Converting those results to consider PEP, a median of 21% of PEP arose from interest profits. But for a quarter of firms, it started at 35%.
“Half of the firms reported that between 9% and 35% of their PEP arose from interest profits,” the report said. “Reflecting to 2022 and earlier years this result would have been closer to 1% (or less) for most law firms.”
But Mr Allen said there was evidence that exposure of law firms to interest income has reduced, “in part from lower base rates, higher payments in lieu of interest to clients (i.e. better compliance by law firms with the SRA accounts rules requirements) and higher growth levels in fee income”.
The position was not as bad as 2024, where it was “not unusual” to see firms where 50% of PEP was interest income, while for up to 5% of firms, once profits were set aside for fixed-share members, all of the remaining profit and PEP was interest income.

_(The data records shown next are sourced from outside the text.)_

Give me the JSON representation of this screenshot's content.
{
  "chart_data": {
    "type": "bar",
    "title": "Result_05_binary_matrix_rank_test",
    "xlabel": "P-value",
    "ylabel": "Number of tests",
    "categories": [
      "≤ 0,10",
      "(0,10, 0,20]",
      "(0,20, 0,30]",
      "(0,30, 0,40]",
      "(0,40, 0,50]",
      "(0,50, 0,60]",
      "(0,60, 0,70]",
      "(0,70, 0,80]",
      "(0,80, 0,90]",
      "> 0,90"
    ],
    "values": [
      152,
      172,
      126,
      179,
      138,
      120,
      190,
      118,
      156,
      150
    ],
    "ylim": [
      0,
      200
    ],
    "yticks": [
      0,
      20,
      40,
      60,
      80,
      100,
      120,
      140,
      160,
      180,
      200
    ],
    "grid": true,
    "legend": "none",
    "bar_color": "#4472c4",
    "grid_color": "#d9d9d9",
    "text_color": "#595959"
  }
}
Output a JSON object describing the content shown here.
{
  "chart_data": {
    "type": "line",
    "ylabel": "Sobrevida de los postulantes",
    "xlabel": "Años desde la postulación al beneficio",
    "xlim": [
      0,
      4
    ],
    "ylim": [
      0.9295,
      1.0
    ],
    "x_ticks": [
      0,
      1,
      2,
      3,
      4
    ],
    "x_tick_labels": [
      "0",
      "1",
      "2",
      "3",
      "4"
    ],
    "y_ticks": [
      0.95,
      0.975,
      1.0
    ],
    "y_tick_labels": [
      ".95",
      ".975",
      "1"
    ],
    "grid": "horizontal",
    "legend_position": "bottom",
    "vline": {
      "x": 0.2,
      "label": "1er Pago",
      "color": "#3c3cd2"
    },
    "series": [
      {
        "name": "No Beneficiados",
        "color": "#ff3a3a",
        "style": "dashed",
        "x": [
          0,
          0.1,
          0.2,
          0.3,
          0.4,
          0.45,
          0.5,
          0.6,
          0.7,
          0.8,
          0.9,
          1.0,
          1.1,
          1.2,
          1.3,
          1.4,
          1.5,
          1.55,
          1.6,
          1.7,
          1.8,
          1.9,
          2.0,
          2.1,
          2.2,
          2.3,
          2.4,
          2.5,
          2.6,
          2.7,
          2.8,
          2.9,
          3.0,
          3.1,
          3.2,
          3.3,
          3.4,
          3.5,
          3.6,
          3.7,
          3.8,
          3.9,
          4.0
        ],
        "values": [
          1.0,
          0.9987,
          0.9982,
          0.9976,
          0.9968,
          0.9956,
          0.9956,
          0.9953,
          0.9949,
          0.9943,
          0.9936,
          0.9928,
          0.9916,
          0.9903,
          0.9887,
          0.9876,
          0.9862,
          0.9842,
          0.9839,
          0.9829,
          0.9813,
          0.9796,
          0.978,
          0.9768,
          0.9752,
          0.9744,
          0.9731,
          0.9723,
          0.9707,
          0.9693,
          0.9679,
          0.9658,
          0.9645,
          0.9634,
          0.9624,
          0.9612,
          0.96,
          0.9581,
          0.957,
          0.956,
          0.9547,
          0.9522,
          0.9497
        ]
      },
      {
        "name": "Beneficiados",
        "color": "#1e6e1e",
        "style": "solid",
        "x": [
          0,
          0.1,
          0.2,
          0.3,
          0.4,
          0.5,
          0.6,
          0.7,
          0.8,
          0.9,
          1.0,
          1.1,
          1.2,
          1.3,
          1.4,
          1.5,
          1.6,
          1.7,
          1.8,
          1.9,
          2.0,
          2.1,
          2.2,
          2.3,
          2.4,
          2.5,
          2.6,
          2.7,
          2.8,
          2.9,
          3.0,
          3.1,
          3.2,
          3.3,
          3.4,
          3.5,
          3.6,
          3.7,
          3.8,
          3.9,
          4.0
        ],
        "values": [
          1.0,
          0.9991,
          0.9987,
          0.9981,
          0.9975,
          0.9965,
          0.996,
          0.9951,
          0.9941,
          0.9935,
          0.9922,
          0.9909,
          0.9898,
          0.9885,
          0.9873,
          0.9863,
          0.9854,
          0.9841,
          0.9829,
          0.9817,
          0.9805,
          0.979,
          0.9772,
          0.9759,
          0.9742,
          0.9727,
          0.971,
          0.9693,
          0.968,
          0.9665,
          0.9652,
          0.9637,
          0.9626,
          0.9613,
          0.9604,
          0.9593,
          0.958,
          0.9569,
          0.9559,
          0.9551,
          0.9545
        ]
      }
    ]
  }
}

But he cautioned that, if law firms no longer retained excess interest – as both the Solicitors Regulation Authority (SRA) and Ministry of Justice are considering – “then this would lead to both significant inflation in their fees and most probably the demise of notable volumes of law firms with the associated pressures and challenges that would bring to the SRA intervention team”.
The SRA said last month that it was putting this possible reform on ice until the second half of next year.
The report said: “Joining up some of the results in this report we can see across the sector that there has been healthy growth in top line income levels, the core margins (people costs) have improved in many firms and there is still a high level of interest income being earned.
“The factors combined with more stable overhead growth have driven strong performance at a PEP level for survey respondents in 2025.”
It found too that 84% of firms were optimistic about the future, with 30% very optimistic – “a strong picture” but a little lower when compared to last year.
While attracting and retaining talent still remained the biggest challenge for law firms, with 29% identifying it, this was down from 44% last year and 46% in 2023. One in five firms (21%) did not except any change in headcount by 2026, compared to just 9% last year.
Half of the firms surveyed were actively engaged in using artificial intelligence in their business – compared to 2% two years ago – although most employed in for administrative activity and general matter management rather than delivering legal advice.
David Weaver, head of professional and business services at NatWest, said: “It’s encouraging that the legal sector has exhibited such remarkable resilience with the vast majority of firms having a strong sense of optimism about the future.
“Many of the firms we surveyed demonstrated strong growth in both fee income and profitability despite recent challenges, most notably margin pressures.”